All joke, no punchline
We enjoy silly mischief simulators here at Pixel Die. Your goose games, your say-no-more-s, your goat sims, what have you. Sometimes you just crave an exceedingly stupid palate cleanser. Turnip Boy Commits Tax Evasion was that for many, a Zelda-adjacent parody game more interested in getting laughs out of its players via clever subversions and a punchy script.
I didn’t really like it!

Here’s a peak behind the curtain: I have a page long draft for a Turnip Boy 1 review that we never published. It borders on scathing and I’m honestly not entirely sure why it got under my skin so much in hindsight. That said, I do want to share some of my conclusions from it for context.
Turnip Boy Commits Tax Evasion plays like an old school parody flash game, with constant walking back and forth between NPCs trading items and not much else. When the game does present gameplay there’s very little to it. Despite being maybe 3 hours long it still feels like too much; too much walking, too much waiting, too much talking and not enough laughter even when it’s in its best moments. Turnip Boy Robs a Bank, to its credit, does not play like a Flash game. Instead it plays like Enter the Gungeon with a splash of Phantom Hourglass. And it’s fine. Again. But once again I’m left soured on the experience, because I am a joyless jerk.
This time we got a lot more game in our parody. TBRaB has you shooting and dodge rolling through the seemingly ever-expanding bank, then bailing when you run out of time, then blowing your ill-gotten gains on a wide range of upgrades.

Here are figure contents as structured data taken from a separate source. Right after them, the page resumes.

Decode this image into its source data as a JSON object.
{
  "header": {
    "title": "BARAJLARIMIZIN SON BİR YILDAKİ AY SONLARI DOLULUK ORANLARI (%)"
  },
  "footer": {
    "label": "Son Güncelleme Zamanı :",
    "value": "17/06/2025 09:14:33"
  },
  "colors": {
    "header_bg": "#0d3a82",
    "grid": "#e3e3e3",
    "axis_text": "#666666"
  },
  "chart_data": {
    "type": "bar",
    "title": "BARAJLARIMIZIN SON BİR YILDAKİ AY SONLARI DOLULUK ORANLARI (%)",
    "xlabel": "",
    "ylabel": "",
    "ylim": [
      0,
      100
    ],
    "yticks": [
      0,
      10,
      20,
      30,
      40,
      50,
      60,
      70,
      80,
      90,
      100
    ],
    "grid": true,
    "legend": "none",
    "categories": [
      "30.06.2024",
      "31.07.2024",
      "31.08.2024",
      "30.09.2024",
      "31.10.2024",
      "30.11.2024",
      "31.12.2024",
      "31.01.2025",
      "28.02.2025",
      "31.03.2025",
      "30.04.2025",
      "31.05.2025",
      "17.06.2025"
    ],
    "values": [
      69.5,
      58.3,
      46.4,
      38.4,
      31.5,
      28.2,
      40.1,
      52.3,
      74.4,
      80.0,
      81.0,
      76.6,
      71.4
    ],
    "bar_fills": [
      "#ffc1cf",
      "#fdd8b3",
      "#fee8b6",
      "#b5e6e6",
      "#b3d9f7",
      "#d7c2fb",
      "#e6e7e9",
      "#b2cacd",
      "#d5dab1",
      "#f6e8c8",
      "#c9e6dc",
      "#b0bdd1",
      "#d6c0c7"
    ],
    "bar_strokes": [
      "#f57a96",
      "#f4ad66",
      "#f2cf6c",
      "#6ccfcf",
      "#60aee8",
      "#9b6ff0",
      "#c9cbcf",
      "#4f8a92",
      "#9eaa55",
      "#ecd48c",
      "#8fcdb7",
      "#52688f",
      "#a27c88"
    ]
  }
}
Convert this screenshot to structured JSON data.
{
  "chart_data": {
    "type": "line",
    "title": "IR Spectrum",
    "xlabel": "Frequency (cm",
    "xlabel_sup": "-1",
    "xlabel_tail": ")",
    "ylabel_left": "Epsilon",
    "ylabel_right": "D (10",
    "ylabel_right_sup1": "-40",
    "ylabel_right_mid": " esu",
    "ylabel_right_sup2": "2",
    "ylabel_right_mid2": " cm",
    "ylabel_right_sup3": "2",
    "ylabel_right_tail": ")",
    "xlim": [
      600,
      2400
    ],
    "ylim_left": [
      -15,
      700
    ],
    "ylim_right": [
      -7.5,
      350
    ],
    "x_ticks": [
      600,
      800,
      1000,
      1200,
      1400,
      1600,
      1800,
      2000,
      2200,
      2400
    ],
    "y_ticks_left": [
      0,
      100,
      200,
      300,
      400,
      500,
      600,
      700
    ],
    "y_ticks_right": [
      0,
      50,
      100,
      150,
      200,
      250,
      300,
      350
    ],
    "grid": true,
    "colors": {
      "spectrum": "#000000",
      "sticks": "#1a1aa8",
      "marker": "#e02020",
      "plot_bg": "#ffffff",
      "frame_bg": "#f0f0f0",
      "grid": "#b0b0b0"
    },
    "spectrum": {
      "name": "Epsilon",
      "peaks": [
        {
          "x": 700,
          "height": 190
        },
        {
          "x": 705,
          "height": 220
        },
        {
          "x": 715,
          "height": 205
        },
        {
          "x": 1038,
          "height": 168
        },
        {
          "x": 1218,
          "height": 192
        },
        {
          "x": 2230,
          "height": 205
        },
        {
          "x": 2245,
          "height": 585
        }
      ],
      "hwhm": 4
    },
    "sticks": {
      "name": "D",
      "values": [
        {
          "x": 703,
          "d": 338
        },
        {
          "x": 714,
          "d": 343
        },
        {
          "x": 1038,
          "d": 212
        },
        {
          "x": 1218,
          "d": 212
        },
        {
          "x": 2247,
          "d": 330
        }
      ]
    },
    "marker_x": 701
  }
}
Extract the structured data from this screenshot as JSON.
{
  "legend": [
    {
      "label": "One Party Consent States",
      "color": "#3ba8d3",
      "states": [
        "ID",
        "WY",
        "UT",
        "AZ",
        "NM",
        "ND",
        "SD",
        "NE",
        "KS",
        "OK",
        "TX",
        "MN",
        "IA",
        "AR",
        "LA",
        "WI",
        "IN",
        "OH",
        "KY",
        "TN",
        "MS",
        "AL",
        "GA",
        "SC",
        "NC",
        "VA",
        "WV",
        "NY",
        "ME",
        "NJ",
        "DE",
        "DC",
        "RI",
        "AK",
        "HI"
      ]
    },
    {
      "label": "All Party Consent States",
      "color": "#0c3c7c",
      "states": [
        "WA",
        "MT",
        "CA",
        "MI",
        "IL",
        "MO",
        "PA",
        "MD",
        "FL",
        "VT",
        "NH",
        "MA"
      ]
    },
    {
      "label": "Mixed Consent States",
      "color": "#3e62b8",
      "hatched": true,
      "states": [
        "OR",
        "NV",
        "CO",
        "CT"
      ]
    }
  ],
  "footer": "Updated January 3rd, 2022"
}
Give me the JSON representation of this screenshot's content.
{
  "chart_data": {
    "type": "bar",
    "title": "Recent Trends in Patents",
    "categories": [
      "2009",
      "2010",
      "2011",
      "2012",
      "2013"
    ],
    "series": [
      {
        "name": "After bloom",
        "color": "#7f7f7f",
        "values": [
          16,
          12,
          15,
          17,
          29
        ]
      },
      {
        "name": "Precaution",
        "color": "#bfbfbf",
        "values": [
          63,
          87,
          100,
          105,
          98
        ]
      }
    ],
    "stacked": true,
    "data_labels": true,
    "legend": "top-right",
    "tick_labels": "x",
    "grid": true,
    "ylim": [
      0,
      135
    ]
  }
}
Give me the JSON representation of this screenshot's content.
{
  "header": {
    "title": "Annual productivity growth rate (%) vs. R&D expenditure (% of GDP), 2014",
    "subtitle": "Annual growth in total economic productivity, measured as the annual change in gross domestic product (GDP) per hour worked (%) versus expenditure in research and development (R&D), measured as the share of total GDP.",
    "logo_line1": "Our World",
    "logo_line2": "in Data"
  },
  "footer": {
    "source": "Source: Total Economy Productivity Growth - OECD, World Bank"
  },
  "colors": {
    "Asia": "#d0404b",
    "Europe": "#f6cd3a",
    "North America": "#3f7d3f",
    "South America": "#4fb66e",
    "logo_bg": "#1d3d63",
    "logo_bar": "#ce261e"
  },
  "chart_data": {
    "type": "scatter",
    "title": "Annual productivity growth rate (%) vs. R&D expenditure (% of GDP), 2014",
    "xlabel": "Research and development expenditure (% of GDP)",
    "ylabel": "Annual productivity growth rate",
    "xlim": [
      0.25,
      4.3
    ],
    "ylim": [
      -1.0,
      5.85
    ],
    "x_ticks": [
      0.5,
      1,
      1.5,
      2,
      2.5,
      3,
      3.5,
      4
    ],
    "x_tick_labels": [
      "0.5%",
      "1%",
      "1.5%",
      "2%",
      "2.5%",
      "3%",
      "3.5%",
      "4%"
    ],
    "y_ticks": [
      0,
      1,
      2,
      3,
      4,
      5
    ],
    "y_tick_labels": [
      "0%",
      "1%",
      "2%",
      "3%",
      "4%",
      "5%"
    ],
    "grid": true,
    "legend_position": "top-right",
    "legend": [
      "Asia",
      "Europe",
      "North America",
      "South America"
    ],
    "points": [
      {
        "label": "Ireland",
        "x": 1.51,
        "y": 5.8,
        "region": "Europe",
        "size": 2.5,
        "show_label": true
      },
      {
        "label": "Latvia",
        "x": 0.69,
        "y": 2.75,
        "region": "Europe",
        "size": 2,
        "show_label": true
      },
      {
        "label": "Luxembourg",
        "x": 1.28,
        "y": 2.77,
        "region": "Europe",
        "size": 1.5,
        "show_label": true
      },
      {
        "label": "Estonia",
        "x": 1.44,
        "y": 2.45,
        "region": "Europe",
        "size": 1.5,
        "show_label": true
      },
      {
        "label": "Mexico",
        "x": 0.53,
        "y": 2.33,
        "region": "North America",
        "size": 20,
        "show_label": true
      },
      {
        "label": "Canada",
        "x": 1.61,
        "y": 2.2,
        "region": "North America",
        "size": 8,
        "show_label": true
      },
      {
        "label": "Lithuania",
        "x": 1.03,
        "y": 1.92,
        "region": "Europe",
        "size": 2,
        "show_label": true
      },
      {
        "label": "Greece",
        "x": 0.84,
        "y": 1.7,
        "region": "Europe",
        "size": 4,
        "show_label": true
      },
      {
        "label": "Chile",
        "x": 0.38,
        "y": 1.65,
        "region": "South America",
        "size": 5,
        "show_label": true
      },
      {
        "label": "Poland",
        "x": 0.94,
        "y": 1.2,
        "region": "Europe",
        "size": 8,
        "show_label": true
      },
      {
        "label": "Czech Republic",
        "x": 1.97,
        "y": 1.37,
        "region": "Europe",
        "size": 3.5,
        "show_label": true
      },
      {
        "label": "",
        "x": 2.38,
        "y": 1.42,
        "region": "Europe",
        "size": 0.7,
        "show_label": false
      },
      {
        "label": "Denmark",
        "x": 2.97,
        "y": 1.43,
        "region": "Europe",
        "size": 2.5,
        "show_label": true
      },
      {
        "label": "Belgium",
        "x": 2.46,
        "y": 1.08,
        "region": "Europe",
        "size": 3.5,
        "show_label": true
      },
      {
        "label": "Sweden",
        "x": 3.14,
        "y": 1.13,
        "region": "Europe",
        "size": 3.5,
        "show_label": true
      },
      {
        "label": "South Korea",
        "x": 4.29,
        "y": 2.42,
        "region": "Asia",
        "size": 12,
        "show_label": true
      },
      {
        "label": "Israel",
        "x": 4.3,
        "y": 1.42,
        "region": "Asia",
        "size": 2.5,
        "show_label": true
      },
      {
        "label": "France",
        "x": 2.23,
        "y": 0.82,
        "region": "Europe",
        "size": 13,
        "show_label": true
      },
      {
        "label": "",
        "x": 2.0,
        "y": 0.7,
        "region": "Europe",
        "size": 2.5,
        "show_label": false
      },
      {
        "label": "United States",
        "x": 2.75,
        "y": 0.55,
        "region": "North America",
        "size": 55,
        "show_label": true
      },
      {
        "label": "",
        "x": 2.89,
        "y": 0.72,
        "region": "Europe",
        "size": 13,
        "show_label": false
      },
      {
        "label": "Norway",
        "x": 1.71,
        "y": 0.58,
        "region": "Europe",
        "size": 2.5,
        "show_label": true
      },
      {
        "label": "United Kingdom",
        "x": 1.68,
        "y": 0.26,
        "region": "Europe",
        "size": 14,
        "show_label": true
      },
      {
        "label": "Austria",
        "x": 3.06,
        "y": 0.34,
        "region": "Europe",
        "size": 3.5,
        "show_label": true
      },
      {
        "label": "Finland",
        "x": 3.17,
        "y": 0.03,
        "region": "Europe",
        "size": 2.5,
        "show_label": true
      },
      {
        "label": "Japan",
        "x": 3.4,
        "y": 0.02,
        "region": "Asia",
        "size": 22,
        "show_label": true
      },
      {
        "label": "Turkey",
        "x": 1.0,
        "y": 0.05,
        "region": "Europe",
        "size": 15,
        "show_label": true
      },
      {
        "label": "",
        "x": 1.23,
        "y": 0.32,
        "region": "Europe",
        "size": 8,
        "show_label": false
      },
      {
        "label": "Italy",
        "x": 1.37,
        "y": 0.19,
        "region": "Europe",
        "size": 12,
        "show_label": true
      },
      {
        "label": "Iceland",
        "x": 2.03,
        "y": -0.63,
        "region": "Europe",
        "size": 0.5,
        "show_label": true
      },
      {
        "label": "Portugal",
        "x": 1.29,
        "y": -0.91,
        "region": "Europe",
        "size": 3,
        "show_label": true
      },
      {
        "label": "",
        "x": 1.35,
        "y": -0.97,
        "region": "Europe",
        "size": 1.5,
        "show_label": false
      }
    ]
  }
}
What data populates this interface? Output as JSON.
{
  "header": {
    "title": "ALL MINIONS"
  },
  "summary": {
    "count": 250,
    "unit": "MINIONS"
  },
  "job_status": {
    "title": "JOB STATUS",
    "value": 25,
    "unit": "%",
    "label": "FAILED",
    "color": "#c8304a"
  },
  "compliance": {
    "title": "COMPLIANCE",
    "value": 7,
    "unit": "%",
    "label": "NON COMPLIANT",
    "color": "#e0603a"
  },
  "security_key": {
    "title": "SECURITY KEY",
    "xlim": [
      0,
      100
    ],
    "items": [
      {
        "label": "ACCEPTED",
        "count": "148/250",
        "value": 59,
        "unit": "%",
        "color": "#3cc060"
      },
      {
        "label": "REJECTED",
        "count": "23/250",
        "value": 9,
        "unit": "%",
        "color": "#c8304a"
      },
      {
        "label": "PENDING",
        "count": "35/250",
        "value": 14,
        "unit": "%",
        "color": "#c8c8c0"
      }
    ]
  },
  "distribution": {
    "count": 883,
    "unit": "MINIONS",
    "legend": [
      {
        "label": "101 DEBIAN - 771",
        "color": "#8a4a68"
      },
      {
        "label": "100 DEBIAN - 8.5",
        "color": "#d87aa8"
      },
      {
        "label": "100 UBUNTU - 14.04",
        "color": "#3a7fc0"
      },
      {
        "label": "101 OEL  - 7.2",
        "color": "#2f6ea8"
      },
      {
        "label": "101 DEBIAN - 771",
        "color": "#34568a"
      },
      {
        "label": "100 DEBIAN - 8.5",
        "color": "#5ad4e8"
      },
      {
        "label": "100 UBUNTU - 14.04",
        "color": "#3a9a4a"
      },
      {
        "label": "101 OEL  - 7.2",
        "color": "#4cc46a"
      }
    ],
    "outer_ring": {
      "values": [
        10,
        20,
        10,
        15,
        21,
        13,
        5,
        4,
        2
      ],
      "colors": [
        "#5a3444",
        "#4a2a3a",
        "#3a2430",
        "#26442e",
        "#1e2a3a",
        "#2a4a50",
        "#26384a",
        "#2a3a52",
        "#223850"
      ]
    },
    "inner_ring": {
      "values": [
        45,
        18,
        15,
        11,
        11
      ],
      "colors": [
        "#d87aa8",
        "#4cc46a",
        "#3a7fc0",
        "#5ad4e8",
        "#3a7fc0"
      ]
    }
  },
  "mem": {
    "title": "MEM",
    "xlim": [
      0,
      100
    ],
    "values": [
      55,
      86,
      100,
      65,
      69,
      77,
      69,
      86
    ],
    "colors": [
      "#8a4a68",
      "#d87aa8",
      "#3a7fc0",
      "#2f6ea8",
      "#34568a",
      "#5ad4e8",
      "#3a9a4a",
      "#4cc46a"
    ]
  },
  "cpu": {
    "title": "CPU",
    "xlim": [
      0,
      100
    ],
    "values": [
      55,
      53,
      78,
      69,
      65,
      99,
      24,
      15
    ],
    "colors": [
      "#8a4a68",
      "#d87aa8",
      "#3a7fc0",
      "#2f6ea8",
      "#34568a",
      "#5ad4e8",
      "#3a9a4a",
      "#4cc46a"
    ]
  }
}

That’s a gameplay loop! We like those. For the first half or so of the game it’s even a damn good one. And then the game continues.

Each run consists of driving through the wall of the bank’s lobby and getting as much done as possible within the time limit before bailing. You’ll shoot increasingly hostile baddies as you advance through the bank, make some form of permanent progress be it beating bosses or progressing quests, then spend your ill-gotten gains on various stacking benefits back at the safehouse. It’s tried, tested, and functional in other games, which is why we see it lifted here.
Unfortunately TBRaB has a few hitches that eventually make the ride more bumpy than its influences. All extra areas are navigated to via randomized elevators. The doors are in the same places, but they won’t take you to the same areas each run. This means you may have accomplished everything a quest needs, but won’t see the relevant door to turn it in until a few runs from now. Additionally many of the upgrades break the game in unpleasant ways, the greatest offender being time increases that just let you accomplish anything you want in any given run, completely draining the tension from the game. Games like Half Minute Hero or Minit demonstrate the strength of short timed loops, but TBRaB instead just gives up on its own premise and lets you run it over once you throw around enough dosh.
Is the actual moment to moment play good? I mean, if you like Enter the Gungeon and don’t mind it being a bit worse it’s serviceable. Your dodge is wildly powerful, granting heaps of I-frames that’ll keep you alive in any fight. The guns themselves start pretty awful, and melee is even worse, but you’ll eventually unlock guns so gonzo they can practically win fights for you no matter how good your aim is. Once again the game starts tight and ends brainless. If this in and of itself was played for laughs in a game so loaded with meta elements I’d be more forgiving, but the game seems entirely self-unaware. By the end it asks you to chain several fights but with any and all challenge evaporated this is just an exercise in drudgery, especially since you have to run it again from scratch if you do happen to make a mistake.

There’s a lot of writing in this game, as there was in the first, and it’s equally mixed. Some jokes are clever and legitimately got me! Most are blatant references or just a stupid one-note character playing their singular note on repeat with about as much finesse as the soloist in The Jones Girl. The computer guy wants a body pillow. The old lady lime wants a divorce so she can hit the club. The grandma talks in UWU speak that I should be compensated for having to read. On and on and on. None of it meaningfully integrates with the actual gameplay in any way, almost as if the game’s mechanics were an afterthought.
I make a point of not spoiling games whenever possible, but it isn’t a spoiler to say this game stops on a note so sour it’ll make your entire body pucker. Note I said “stops”, not “ends”, because there’s barely an ending. I got the achievement for doing all the sidequests too (technically not a 100% because there’s apparently an uncollected hat somewhere but I’m not going back) so it’s not like I missed something critical; the game just doesn’t bother. The last game ended somewhat poorly and this one is somehow worse, almost as if they ran out of time or budget or both and just dropped the curtain.
I know dismantling this particular game makes me a killjoy. I don’t care. Much like the first entry, Turnip Boy Robs a Bank trips over its own roots and doesn’t even attempt to pass it off as a joke this time around. The mechanics don’t hold up for more than half of its total runtime, the lack of any narrative conclusion to its hours of setup is disappointing, and duffing it at achieving any sense of cohesion between its two halves again is indicative of failure from all parties involved. I guess money really can’t buy happiness.